The one-design classes of small yachts are not confined to knockabouts only. Cruising schooners, designed by Cary Smith, made their appearance in 1898, and the class, from a modest beginning, seems likely to grow. The features of the boats are their sound and wholesome characteristics. They possess moderate draught, large accommodations, and strength of construction. They are 64 feet 2 inches over all, 46 feet long on the load water-line, 16 feet beam, draught without board 6 feet 6 inches, least freeboard 3 feet. A rather low cabin trunk gives full head-room for the greater part of the yacht's length, the main saloon being more than 13 feet long with a floor width of 6 feet 9 inches. On each side are two berths and two sofas with drawers beneath. There is accommodation in the forecastle for four men. The yachts carry 20,000 pounds of lead ballast, of which 18,000 pounds is on keel. Another one-design division is the Riverside Yacht Club dory class, which has been adopted by many of the clubs enrolled in the Yacht-Racing Union of Long Island Sound. These boats are thirteen feet on the keel, seventeen feet over all, with four feet beam, fitted with a centerboard and rigged with a small jib and a leg-of-mutton sail. They are for single-handed racing, but for pleasure cruising or fishing a man can take his chum along. Fully equipped with oars, sails, etc., they cost about forty dollars, and afford capital sport on fine afternoons. To encourage this little class, prizes worth winning are offered by the club, and sweepstake races are popular features.
The idea was probably taken from the Nahant Dory Club, organized in 1894, which did much to encourage sport in this serviceable and inexpensive class. Spectators will find amusement in watching "green hands" in their maiden efforts at sailing these dories, as strange and startling results often follow the rash experiments of an adventurous tyro. But apart from the comic element, valuable lessons in yacht-racing may be learned by steering and manœuvring a dory against a fleet of half-a-dozen eager competitors. Thus, yachtsmen cannot help approving this new Riverside venture, originated, I believe, by Mr. F. Bowne Jones, of the Regatta Committee.
The origin of the one-design class was Dublin Bay, where the "Water Wag" type was first evolved. A Norwegian praam with a boiler-plate centerboard, combining ballast and lateral resistance, and carrying a big sail, was built in 1878 at Shankhill. She was christened Cemiostama and proved an ideal boat. The conditions were a sloping sandy shore on which the high surf not infrequently broke, and from which the craft had to be launched every time her owner wanted a sail, and onto which she had to be beached after the cruise was finished. Cemiostama was a capital sea-boat; she pointed well, hit what she aimed at, did not sag off to leeward, and was quite fast. When the centerboard, weighing about one hundred pounds, was raised she ran up easily on the beach, resting quietly on her flat bottom. Her centerboard was then lifted out, and her crew of two hauled her up.

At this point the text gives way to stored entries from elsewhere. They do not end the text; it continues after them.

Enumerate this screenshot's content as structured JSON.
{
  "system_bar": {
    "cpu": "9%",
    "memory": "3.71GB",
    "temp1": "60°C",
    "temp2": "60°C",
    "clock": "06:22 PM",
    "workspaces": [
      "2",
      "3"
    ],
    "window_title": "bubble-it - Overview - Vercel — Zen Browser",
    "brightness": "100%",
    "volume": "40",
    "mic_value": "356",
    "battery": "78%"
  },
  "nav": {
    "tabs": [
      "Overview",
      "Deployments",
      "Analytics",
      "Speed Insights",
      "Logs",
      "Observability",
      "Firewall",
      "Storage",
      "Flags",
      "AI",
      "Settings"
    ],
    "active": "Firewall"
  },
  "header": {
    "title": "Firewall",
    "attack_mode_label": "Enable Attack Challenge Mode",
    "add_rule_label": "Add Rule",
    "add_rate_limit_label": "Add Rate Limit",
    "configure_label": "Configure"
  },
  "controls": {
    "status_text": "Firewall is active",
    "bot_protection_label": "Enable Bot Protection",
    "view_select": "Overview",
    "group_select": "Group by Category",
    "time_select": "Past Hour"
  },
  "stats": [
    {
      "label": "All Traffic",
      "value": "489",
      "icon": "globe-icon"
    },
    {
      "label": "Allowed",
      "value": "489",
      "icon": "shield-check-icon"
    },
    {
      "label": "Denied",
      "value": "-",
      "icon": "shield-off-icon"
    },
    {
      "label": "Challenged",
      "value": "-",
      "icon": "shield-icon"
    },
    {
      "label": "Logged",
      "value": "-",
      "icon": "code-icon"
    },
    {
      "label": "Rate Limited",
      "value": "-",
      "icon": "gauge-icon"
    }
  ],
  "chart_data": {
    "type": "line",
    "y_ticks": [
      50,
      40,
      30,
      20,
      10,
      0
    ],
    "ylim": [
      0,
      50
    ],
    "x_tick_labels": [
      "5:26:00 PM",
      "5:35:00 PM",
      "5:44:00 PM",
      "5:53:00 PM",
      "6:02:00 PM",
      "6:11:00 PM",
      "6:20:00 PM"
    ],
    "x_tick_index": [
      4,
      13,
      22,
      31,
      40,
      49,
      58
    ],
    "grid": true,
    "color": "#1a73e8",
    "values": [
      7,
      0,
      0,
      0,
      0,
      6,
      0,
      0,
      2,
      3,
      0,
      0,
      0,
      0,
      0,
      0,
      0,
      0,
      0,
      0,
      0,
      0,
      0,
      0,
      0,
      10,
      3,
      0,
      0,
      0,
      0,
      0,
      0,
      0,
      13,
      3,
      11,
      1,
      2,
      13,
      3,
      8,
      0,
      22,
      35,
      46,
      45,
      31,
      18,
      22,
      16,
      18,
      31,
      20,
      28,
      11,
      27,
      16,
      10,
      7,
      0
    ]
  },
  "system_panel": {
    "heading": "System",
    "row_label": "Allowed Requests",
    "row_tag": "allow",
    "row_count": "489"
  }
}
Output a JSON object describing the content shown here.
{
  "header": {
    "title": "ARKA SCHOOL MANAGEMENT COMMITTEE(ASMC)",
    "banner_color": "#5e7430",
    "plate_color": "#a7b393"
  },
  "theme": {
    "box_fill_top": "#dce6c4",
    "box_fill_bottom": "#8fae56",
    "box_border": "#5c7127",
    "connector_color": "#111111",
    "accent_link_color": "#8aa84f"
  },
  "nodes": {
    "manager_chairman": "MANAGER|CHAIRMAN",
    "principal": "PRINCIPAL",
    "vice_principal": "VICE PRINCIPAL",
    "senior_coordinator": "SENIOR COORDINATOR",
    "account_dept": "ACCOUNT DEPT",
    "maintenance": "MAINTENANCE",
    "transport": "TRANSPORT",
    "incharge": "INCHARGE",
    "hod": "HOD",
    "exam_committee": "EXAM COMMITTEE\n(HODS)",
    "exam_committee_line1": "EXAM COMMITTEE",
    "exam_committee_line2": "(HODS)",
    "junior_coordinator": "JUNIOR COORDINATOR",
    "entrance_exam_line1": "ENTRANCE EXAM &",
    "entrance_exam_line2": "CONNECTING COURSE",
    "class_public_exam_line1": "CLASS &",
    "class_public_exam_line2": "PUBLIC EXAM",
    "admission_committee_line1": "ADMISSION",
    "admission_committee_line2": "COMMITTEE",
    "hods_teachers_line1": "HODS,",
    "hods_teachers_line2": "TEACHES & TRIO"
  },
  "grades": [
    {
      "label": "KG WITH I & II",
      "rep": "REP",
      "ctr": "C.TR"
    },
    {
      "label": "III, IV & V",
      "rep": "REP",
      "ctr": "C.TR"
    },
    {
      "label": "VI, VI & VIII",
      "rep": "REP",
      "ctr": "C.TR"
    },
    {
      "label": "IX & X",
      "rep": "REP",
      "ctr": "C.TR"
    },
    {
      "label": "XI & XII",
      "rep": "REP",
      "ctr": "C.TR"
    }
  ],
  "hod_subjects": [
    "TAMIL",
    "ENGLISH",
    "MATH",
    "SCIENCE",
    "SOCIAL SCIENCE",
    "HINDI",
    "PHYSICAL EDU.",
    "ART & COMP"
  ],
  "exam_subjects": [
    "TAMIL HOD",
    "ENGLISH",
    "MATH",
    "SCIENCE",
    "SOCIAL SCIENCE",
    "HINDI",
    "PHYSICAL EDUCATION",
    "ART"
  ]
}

The knowing Irish yachtsmen, appreciating a good thing, saw that there was a lot of fun in a boat of this class, and several were built, and many scrub races were indulged in. In 1887 the Water Wag Association was started, the craft being built on the same lines and the sail-area being limited. Their dimensions were thirteen feet in length, with a beam of four feet ten inches, full lines and a flat floor.
The Water Wags are presided over by a king and a queen, bishop, knights and rooks; and although the boats were at first used principally for pleasure, they are now racers pure and simple. Their headquarters are now in Kingstown Harbor, and prizes are put up for them at all the local regattas. They are very handy, too, and quite admirable for the purpose for which they were designed. They cost from $75 to $100, and the rules that govern their races provide that they shall be similar in every respect except sail-plan. The mast must not exceed thirteen feet over all, measured from top of keel to truck; the fore and aft sails must not exceed seventy-five square feet in area, and the spinnaker (which is to be used only before the wind and never as a jib) must not exceed sixty square feet.